Yetmişli yıllar İki Kapılı Kahve’nin çay bahçesinde dört kişi hararetli hararetli sohbet ediyorlardı. En yaşlısının sıkça kaşlarını kaldırıp olmaz demesinden ona bir konuda ısrar edildiği belliydi.
Mesele bir kız isteme meselesiydi, yaşlı amca noktayı koydu. “Bir daha kimse için kız istemem, iyi olursa Allah’tan, kötü olursa da benden biliyorlar.”
BİR KONUT KOOPERATİFİNDE KURA GÜNÜ
İki binli yıllar, çoğunluğunu ilçemiz öğretmenlerinin oluşturduğu bir konut kooperatifi tamamlanmak üzeredir, hangi dairenin kimin olacağını belirleyecekleri kura çekimi için toplanmışlardır.

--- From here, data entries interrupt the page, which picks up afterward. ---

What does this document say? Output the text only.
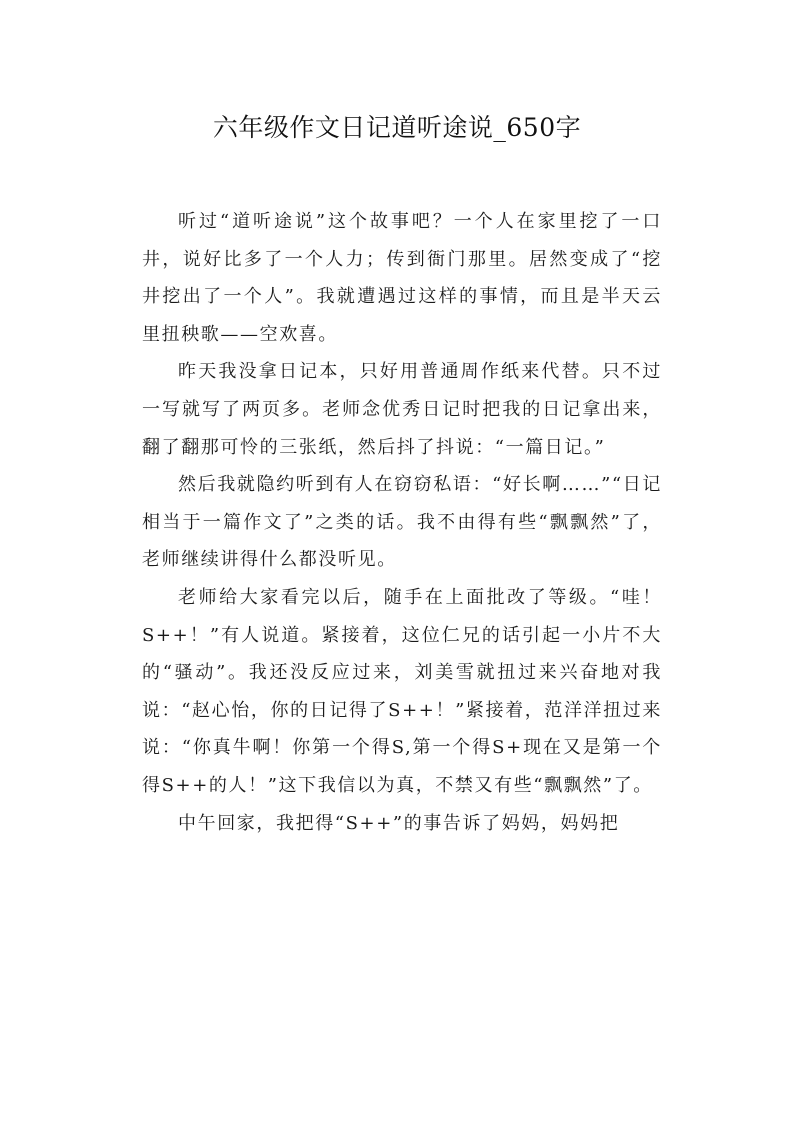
六年级作文日记道听途说_650字

听过“道听途说”这个故事吧？一个人在家里挖了一口井，说好比多了一个人力；传到衙门那里。居然变成了“挖井挖出了一个人”。我就遭遇过这样的事情，而且是半天云里扭秧歌——空欢喜。

昨天我没拿日记本，只好用普通周作纸来代替。只不过一写就写了两页多。老师念优秀日记时把我的日记拿出来，翻了翻那可怜的三张纸，然后抖了抖说：“一篇日记。”

然后我就隐约听到有人在窃窃私语：“好长啊……”“日记相当于一篇作文了”之类的话。我不由得有些“飘飘然”了，老师继续讲得什么都没听见。

老师给大家看完以后，随手在上面批改了等级。“哇！S++！”有人说道。紧接着，这位仁兄的话引起一小片不大的“骚动”。我还没反应过来，刘美雪就扭过来兴奋地对我说：“赵心怡，你的日记得了S++！”紧接着，范洋洋扭过来说：“你真牛啊！你第一个得S,第一个得S+现在又是第一个得S++的人！”这下我信以为真，不禁又有些“飘飘然”了。

中午回家，我把得“S++”的事告诉了妈妈，妈妈把
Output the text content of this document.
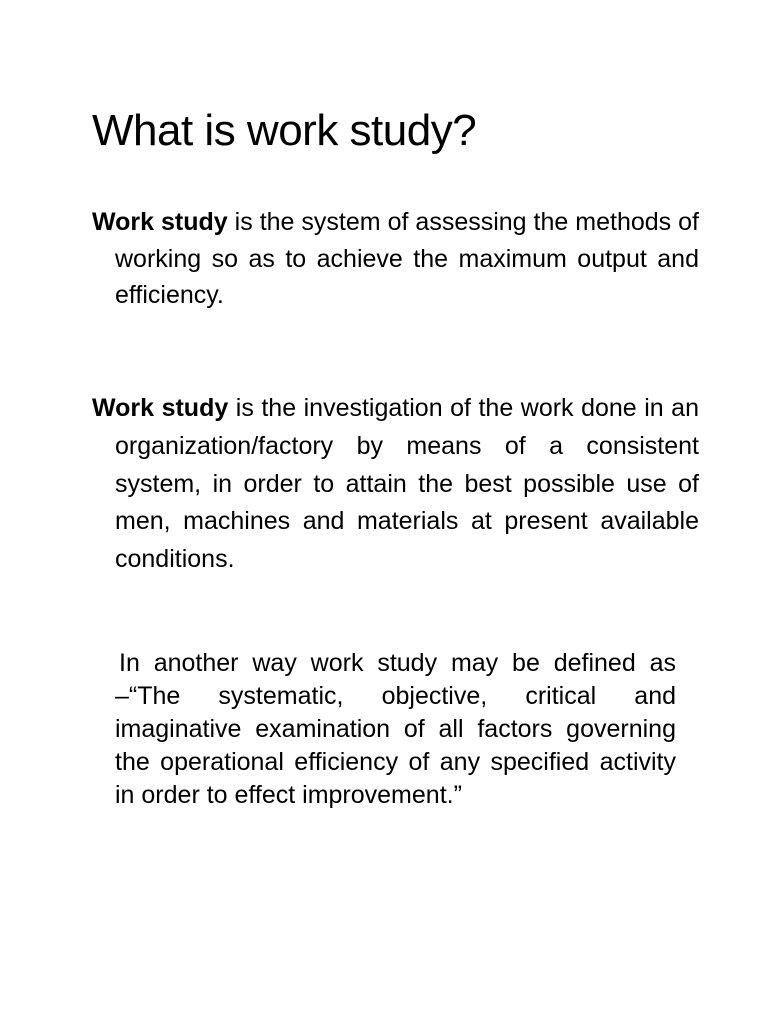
What is work study?

Work study is the system of assessing the methods of working so as to achieve the maximum output and efficiency.

Work study is the investigation of the work done in an organization/factory by means of a consistent system, in order to attain the best possible use of men, machines and materials at present available conditions.

In another way work study may be defined as –“The systematic, objective, critical and imaginative examination of all factors governing the operational efficiency of any specified activity in order to effect improvement.”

Kooperatif ortaklarından biri söz alır, iki arkadaşlarının ismini vererek “Kooperatifin kuruluşu ve inşaat sürecini yöneten bu arkadaşlarımız çok emek vermişlerdir, istedikleri daireyi seçsinler, kalan dairelere kura çekelim.” der.

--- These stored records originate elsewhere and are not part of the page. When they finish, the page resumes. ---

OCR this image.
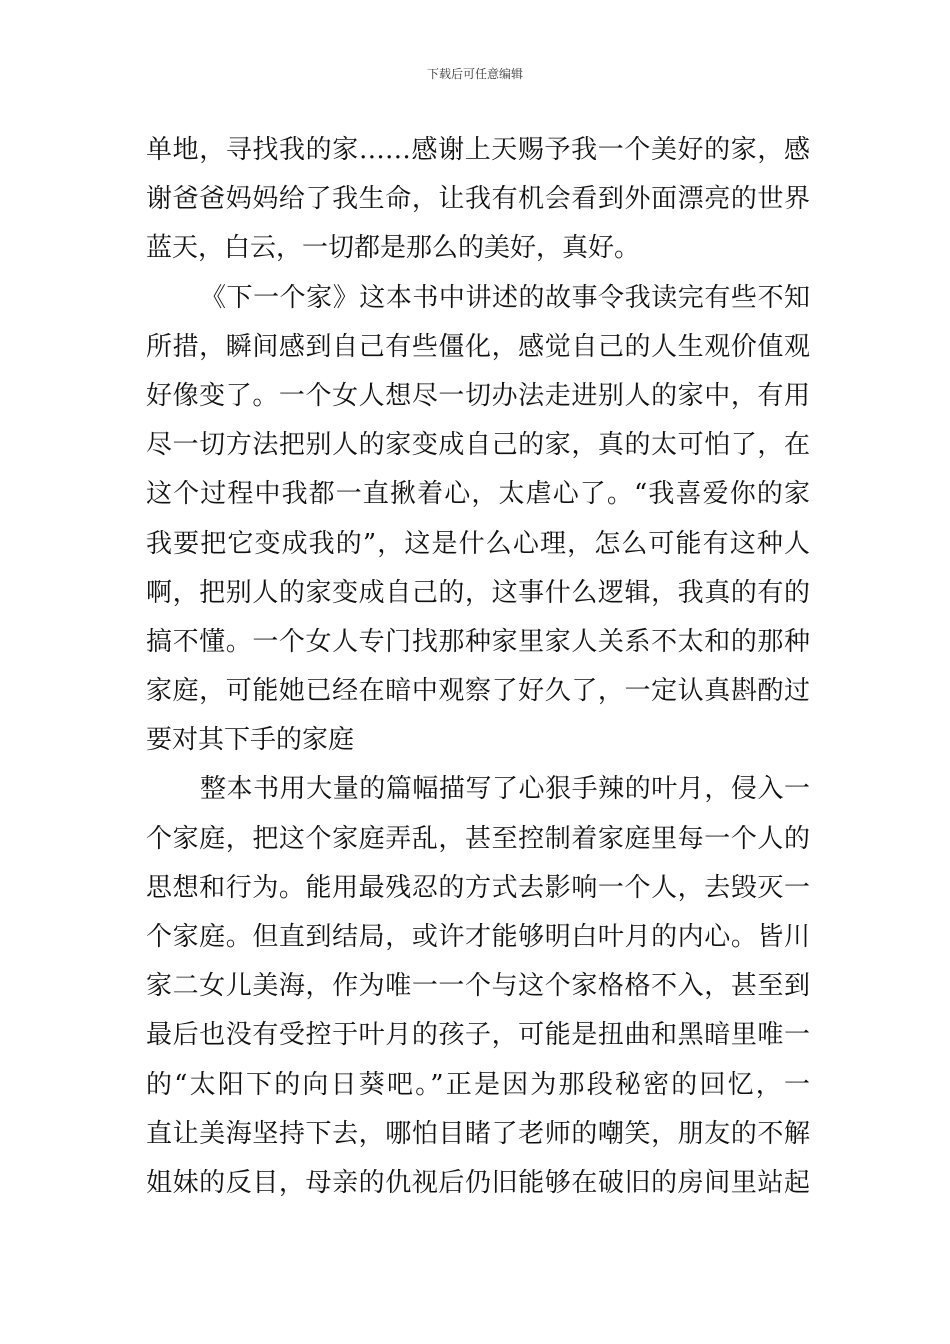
下载后可任意编辑
单地，寻找我的家……感谢上天赐予我一个美好的家，感
谢爸爸妈妈给了我生命，让我有机会看到外面漂亮的世界
蓝天，白云，一切都是那么的美好，真好。
《下一个家》这本书中讲述的故事令我读完有些不知
所措，瞬间感到自己有些僵化，感觉自己的人生观价值观
好像变了。一个女人想尽一切办法走进别人的家中，有用
尽一切方法把别人的家变成自己的家，真的太可怕了，在
这个过程中我都一直揪着心，太虐心了。“我喜爱你的家
我要把它变成我的”，这是什么心理，怎么可能有这种人
啊，把别人的家变成自己的，这事什么逻辑，我真的有的
搞不懂。一个女人专门找那种家里家人关系不太和的那种
家庭，可能她已经在暗中观察了好久了，一定认真斟酌过
要对其下手的家庭
整本书用大量的篇幅描写了心狠手辣的叶月，侵入一
个家庭，把这个家庭弄乱，甚至控制着家庭里每一个人的
思想和行为。能用最残忍的方式去影响一个人，去毁灭一
个家庭。但直到结局，或许才能够明白叶月的内心。皆川
家二女儿美海，作为唯一一个与这个家格格不入，甚至到
最后也没有受控于叶月的孩子，可能是扭曲和黑暗里唯一
的“太阳下的向日葵吧。”正是因为那段秘密的回忆，一
直让美海坚持下去，哪怕目睹了老师的嘲笑，朋友的不解
姐妹的反目，母亲的仇视后仍旧能够在破旧的房间里站起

İki arkadaştan biri hemen söz alır “Biz istediğimiz daireyi seçmek için değil, birlikte olabilmek için o gayreti gösterdik, bizde kuraya katılacağız.” Öyle de olur, kuraya katılırlar.
BİR ÖĞRENCİ KAYDI
Kayıt dönemleri veliler için de, okul yöneticileri için de sıkıntılı dönemlerdir. Darılmalar, gücenmeler, tartışmalar, hatırlı kişiler, yüksek meblağlı teberrular arasında geçen gerilimli bir süreçtir. Özellikle başarı düzeyi yüksek okullara kapasite fazlası başvuru olur
Böyle günlerden birinde başarı düzeyi yüksek okulumuza bir veli geldi. Okul müdürüne; “Okulunuzun öğrenci kabul ettiği şu adreste bir daire satın aldım, içinde oturan kişi iki ay süre istedi, o yüzden okulların açılmasından yirmi gün sonra taşınabileceğim. Gerekirse alışveriş evraklarını sunabilirim, çocuğumu okulunuza kayıt etmek istiyorum.”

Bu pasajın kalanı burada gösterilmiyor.